Common HR mistakes during M&As
Certain mistakes on the human resources (HR) end can negatively affect employees’ morale. Three signs that show that the HR department has not taken the necessary steps during a merger or acquisition are:
The acquisition comes as a surprise to employees;
The organisational structures affect employees adversely; and
The acquirer is more focused on the process than the people.
The chief information officer’s role in a merger
The role of the chief information officer is critical to any merger. Richard Raysman and Francesca Morris, partners in Holland & Knight, examine the steps good CIOs will take.

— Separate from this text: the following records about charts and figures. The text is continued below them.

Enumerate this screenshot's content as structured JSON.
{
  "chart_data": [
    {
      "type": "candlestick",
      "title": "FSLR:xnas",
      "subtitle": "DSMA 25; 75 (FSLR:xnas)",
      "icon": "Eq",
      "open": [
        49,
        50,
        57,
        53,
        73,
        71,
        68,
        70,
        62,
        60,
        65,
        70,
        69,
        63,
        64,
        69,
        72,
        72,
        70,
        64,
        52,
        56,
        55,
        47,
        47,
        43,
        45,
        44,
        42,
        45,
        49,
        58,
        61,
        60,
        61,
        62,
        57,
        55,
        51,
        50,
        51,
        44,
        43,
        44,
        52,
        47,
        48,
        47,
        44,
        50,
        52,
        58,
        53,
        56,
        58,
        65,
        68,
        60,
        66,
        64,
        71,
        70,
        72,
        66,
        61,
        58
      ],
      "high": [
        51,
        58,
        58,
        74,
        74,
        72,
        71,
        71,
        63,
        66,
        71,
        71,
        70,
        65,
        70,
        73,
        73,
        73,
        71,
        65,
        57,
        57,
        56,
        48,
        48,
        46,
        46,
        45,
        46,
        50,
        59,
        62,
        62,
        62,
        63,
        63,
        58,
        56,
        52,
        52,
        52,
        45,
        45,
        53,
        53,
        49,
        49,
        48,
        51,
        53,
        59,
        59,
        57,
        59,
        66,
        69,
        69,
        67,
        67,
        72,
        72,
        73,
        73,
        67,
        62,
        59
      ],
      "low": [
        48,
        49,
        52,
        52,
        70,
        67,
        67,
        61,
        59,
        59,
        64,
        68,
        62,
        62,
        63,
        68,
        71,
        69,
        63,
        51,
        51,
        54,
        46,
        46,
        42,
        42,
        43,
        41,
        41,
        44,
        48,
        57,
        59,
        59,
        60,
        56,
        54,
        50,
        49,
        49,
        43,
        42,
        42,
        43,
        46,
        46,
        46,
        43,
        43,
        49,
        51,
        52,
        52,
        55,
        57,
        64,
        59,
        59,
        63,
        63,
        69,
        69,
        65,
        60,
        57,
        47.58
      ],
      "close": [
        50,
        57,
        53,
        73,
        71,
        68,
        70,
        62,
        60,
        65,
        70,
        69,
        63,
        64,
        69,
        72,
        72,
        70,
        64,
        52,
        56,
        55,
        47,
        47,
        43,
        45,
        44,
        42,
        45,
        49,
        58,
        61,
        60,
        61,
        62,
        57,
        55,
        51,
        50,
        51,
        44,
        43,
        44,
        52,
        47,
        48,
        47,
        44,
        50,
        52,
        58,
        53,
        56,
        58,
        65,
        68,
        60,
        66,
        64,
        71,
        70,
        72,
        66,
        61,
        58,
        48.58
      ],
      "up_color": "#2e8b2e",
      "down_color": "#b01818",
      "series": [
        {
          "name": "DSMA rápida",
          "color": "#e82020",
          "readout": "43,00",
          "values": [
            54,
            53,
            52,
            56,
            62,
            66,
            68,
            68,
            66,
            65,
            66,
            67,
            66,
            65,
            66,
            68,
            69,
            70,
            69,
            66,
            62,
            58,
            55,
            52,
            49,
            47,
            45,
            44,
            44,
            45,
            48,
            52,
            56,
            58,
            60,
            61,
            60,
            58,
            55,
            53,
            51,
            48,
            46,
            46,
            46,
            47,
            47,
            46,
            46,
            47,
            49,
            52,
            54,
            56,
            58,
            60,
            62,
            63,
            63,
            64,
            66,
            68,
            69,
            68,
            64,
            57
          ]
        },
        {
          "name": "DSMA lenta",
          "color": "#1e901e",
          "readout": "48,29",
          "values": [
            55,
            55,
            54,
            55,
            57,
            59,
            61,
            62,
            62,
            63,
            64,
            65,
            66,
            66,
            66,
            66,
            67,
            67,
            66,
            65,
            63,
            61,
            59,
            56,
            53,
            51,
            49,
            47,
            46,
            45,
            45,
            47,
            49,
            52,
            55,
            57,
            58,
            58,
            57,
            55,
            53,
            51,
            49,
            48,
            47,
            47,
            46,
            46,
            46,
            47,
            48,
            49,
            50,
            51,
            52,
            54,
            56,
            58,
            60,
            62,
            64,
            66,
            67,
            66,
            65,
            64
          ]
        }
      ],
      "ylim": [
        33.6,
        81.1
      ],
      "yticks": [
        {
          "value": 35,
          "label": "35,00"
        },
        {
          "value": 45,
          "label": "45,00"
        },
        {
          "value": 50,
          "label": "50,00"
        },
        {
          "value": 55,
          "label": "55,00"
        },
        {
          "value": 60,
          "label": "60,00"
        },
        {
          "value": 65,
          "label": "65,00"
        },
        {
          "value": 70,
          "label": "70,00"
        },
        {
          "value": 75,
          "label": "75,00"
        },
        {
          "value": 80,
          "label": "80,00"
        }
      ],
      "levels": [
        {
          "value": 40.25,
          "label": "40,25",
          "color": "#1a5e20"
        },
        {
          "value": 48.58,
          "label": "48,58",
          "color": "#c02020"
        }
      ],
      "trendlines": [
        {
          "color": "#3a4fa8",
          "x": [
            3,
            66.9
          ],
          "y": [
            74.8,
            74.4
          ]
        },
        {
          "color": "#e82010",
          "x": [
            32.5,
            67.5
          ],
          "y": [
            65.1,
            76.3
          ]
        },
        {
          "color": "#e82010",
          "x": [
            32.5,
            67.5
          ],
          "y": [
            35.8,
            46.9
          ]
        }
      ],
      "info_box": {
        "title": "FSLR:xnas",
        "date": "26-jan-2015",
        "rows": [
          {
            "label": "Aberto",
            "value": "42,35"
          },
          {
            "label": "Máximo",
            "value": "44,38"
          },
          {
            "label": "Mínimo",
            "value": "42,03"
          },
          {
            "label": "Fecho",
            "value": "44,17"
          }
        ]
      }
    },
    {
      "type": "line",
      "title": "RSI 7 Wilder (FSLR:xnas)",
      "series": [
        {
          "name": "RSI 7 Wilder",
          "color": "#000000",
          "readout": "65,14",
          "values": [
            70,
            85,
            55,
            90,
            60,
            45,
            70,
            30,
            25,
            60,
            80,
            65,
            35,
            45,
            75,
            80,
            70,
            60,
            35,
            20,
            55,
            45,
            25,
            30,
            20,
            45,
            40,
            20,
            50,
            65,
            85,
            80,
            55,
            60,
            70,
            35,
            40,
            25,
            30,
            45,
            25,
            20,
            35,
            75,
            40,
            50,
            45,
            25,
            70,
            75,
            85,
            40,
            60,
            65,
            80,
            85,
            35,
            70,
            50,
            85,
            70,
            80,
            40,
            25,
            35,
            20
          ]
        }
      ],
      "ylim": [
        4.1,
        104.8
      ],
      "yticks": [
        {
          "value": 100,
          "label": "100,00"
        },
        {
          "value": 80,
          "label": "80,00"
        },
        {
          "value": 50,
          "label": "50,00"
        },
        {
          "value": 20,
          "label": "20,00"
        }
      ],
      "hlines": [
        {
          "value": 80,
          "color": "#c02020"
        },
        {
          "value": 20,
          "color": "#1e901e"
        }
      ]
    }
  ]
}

A cost-effective integration of the technologies of the two companies can dramatically influence the success of a merger. It falls to the chief information officer (CIO) to seamlessly merge the technology and the technical knowledge of two sophisticated institutions. Some of the most important performance and cost issues faced by the CIO are:
comparing the technology inventories of both companies, the CIO will develop a list of duplicate or redundant licences which can be combined, or terminated, often with significant cost savings.
Which software systems survive after the merger can be the most difficult the decision the CIO will make during the merger process. The more efficient and best-tested system, is often the way to go.
Many software licences have a “no assignability” clause. In the negotiation of a licence, the stakeholders may have been most concerned about scope, performance and pricing, leaving the assignment clause to the lawyers. However, at the time of an acquisition, if a licence cannot be assigned to the acquiring company, it may create an expensive line item in the merger costs, to cover negotiations with counterparties for rights to assign the “no assign” agreements.
Scope of use
Most software licences have a “scope of use” clause which limits use by the number of servers, the number of users, or the number of devices such as desktops, laptops, ipads and smartphones. To expand or reduce scope of usage for the combined entity, the CIO may need to negotiate a change to the licence fees.
Some licence agreements or other IT contracts may need to be terminated as a result of the merger, requiring close adherence to termination provisions or a negotiation to permit an otherwise impermissible early termination.
With pressure being exerted on the CIO to cutover as quickly as possible, sometimes the CIO just has to say “no” until the systems are fully tested to avoid a system failure which could be detrimental to reputation, efficiency and profitability.
The time between announcement and close is prime for attackers to try to hack into the company being acquired and then penetrate the larger organisation once integration begins.